Game Changer: 12th annual Sapphire Valley Outhouse Races

Two outhouses leave the starting line. (Photo credit: WLOS staff)

Sapphire Valley's hills and slopes are filled with skis during February, even as unseasonably warm weather settles over Western North Carolina. For the last 12 years, however, a few pairs of skis have carried some unique cargo down the slopes. The annual Outhouse Races took over the small resort just outside Cashiers again Saturday. More than a dozen teams selected drivers and then pushed them down a snow-covered hill while sitting on a porcelain throne.

"People have outhouse races across the country, but, typically, they're just pushing the outhouses along flat ground," explained Steve Martell, amenities director at Sapphire Valley. "We actually go down a slope in them and make it a little more exciting."

Some rigs were more decorated than others. The "Polynesian Potty," owned and operated by Tom Thomason, was made out of bamboo shoots and thatch roofing.

"This is our third year here at Sapphire Valley. We've had some tumultuous and exciting runs but have failed to win because of poor planning and probably some driver error," Thomason smiled.

He explained the previous year's entry came to a halt when he crashed the outhouse into a snow mound. He blamed the size disparity between the two pushers, one being around 130 pounds and the other more than 300.

"I rolled three times and was knocked unconscious," he said. "And I lost my Elvis wig."

Other outhouses included "Who Cut the Cheese?" (a Green Bay Packers themed entry), the "K-9 Urination Station", "Butt Buster" and "Party Pooper."

The winning entry came from the Knight of Columbus, piloted by Luis Aparicio. They narrowly edged out Scott Connor's SPM entry, but he doesn't think his dream has gone down the drain.
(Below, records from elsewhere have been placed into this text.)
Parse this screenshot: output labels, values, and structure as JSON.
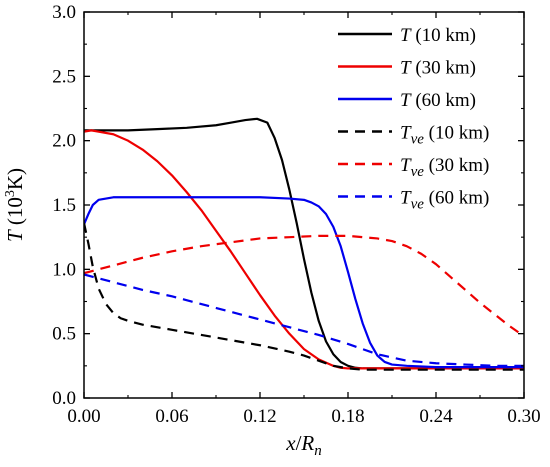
{
  "chart_data": {
    "type": "line",
    "xlabel": {
      "var": "x",
      "sep": "/",
      "den": "R",
      "den_sub": "n"
    },
    "ylabel": {
      "var": "T",
      "unit": " (10",
      "exp": "3",
      "unit_end": "K)"
    },
    "xlim": [
      0.0,
      0.3
    ],
    "ylim": [
      0.0,
      3.0
    ],
    "xticks": [
      0.0,
      0.06,
      0.12,
      0.18,
      0.24,
      0.3
    ],
    "xtick_labels": [
      "0.00",
      "0.06",
      "0.12",
      "0.18",
      "0.24",
      "0.30"
    ],
    "yticks": [
      0.0,
      0.5,
      1.0,
      1.5,
      2.0,
      2.5,
      3.0
    ],
    "ytick_labels": [
      "0.0",
      "0.5",
      "1.0",
      "1.5",
      "2.0",
      "2.5",
      "3.0"
    ],
    "grid": false,
    "legend_position": "top-right",
    "series": [
      {
        "var": "T",
        "sub": "",
        "alt": "(10 km)",
        "color": "#000000",
        "dash": "solid",
        "x": [
          0.0,
          0.01,
          0.03,
          0.05,
          0.07,
          0.09,
          0.1,
          0.11,
          0.118,
          0.125,
          0.13,
          0.135,
          0.14,
          0.145,
          0.15,
          0.155,
          0.16,
          0.165,
          0.17,
          0.175,
          0.18,
          0.185,
          0.19,
          0.2,
          0.22,
          0.25,
          0.3
        ],
        "y": [
          2.08,
          2.08,
          2.08,
          2.09,
          2.1,
          2.12,
          2.14,
          2.16,
          2.17,
          2.14,
          2.02,
          1.85,
          1.62,
          1.36,
          1.08,
          0.82,
          0.6,
          0.44,
          0.34,
          0.28,
          0.25,
          0.235,
          0.23,
          0.23,
          0.23,
          0.23,
          0.23
        ]
      },
      {
        "var": "T",
        "sub": "",
        "alt": "(30 km)",
        "color": "#ee0000",
        "dash": "solid",
        "x": [
          0.0,
          0.005,
          0.01,
          0.02,
          0.03,
          0.04,
          0.05,
          0.06,
          0.07,
          0.08,
          0.09,
          0.1,
          0.11,
          0.12,
          0.13,
          0.14,
          0.15,
          0.16,
          0.17,
          0.175,
          0.18,
          0.19,
          0.2,
          0.25,
          0.3
        ],
        "y": [
          2.07,
          2.08,
          2.07,
          2.05,
          2.0,
          1.93,
          1.84,
          1.73,
          1.6,
          1.46,
          1.3,
          1.14,
          0.97,
          0.8,
          0.64,
          0.5,
          0.38,
          0.3,
          0.25,
          0.235,
          0.23,
          0.23,
          0.23,
          0.23,
          0.23
        ]
      },
      {
        "var": "T",
        "sub": "",
        "alt": "(60 km)",
        "color": "#0000ee",
        "dash": "solid",
        "x": [
          0.0,
          0.003,
          0.006,
          0.01,
          0.015,
          0.02,
          0.03,
          0.05,
          0.08,
          0.1,
          0.12,
          0.14,
          0.15,
          0.155,
          0.16,
          0.165,
          0.17,
          0.175,
          0.18,
          0.185,
          0.19,
          0.195,
          0.2,
          0.205,
          0.21,
          0.22,
          0.24,
          0.3
        ],
        "y": [
          1.35,
          1.43,
          1.5,
          1.54,
          1.55,
          1.56,
          1.56,
          1.56,
          1.56,
          1.56,
          1.56,
          1.55,
          1.54,
          1.52,
          1.49,
          1.43,
          1.33,
          1.18,
          0.98,
          0.77,
          0.58,
          0.43,
          0.33,
          0.28,
          0.26,
          0.25,
          0.24,
          0.24
        ]
      },
      {
        "var": "T",
        "sub": "ve",
        "alt": "(10 km)",
        "color": "#000000",
        "dash": "dashed",
        "x": [
          0.0,
          0.003,
          0.006,
          0.01,
          0.015,
          0.02,
          0.025,
          0.03,
          0.04,
          0.06,
          0.08,
          0.1,
          0.12,
          0.14,
          0.15,
          0.16,
          0.17,
          0.18,
          0.19,
          0.2,
          0.25,
          0.3
        ],
        "y": [
          1.36,
          1.2,
          1.02,
          0.85,
          0.73,
          0.66,
          0.62,
          0.6,
          0.57,
          0.53,
          0.49,
          0.45,
          0.41,
          0.36,
          0.33,
          0.29,
          0.25,
          0.23,
          0.22,
          0.22,
          0.22,
          0.22
        ]
      },
      {
        "var": "T",
        "sub": "ve",
        "alt": "(30 km)",
        "color": "#ee0000",
        "dash": "dashed",
        "x": [
          0.0,
          0.02,
          0.04,
          0.06,
          0.08,
          0.1,
          0.12,
          0.14,
          0.16,
          0.18,
          0.19,
          0.2,
          0.21,
          0.22,
          0.23,
          0.24,
          0.25,
          0.26,
          0.27,
          0.28,
          0.29,
          0.3
        ],
        "y": [
          0.97,
          1.03,
          1.09,
          1.14,
          1.18,
          1.21,
          1.24,
          1.25,
          1.26,
          1.26,
          1.25,
          1.24,
          1.22,
          1.18,
          1.12,
          1.04,
          0.94,
          0.84,
          0.74,
          0.65,
          0.56,
          0.48
        ]
      },
      {
        "var": "T",
        "sub": "ve",
        "alt": "(60 km)",
        "color": "#0000ee",
        "dash": "dashed",
        "x": [
          0.0,
          0.02,
          0.04,
          0.06,
          0.08,
          0.1,
          0.12,
          0.14,
          0.16,
          0.18,
          0.2,
          0.22,
          0.24,
          0.26,
          0.28,
          0.3
        ],
        "y": [
          0.96,
          0.9,
          0.84,
          0.79,
          0.73,
          0.67,
          0.61,
          0.55,
          0.49,
          0.42,
          0.34,
          0.29,
          0.27,
          0.26,
          0.25,
          0.25
        ]
      }
    ]
  }
}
"Keep calm and potty on," he smiled.

Every year, Sapphire Valley chooses a local charity to donate the proceeds from the Outhouse Races. The 2018 recipient was the Cashiers-Glenville Volunteer Fire Department.

"It's good for the charity. That and it's unique," said Conrad Murcure, a local participant in the contest. "It gives you a chance to build something and see it go down a hill and, hopefully, not wreck," he added with a laugh.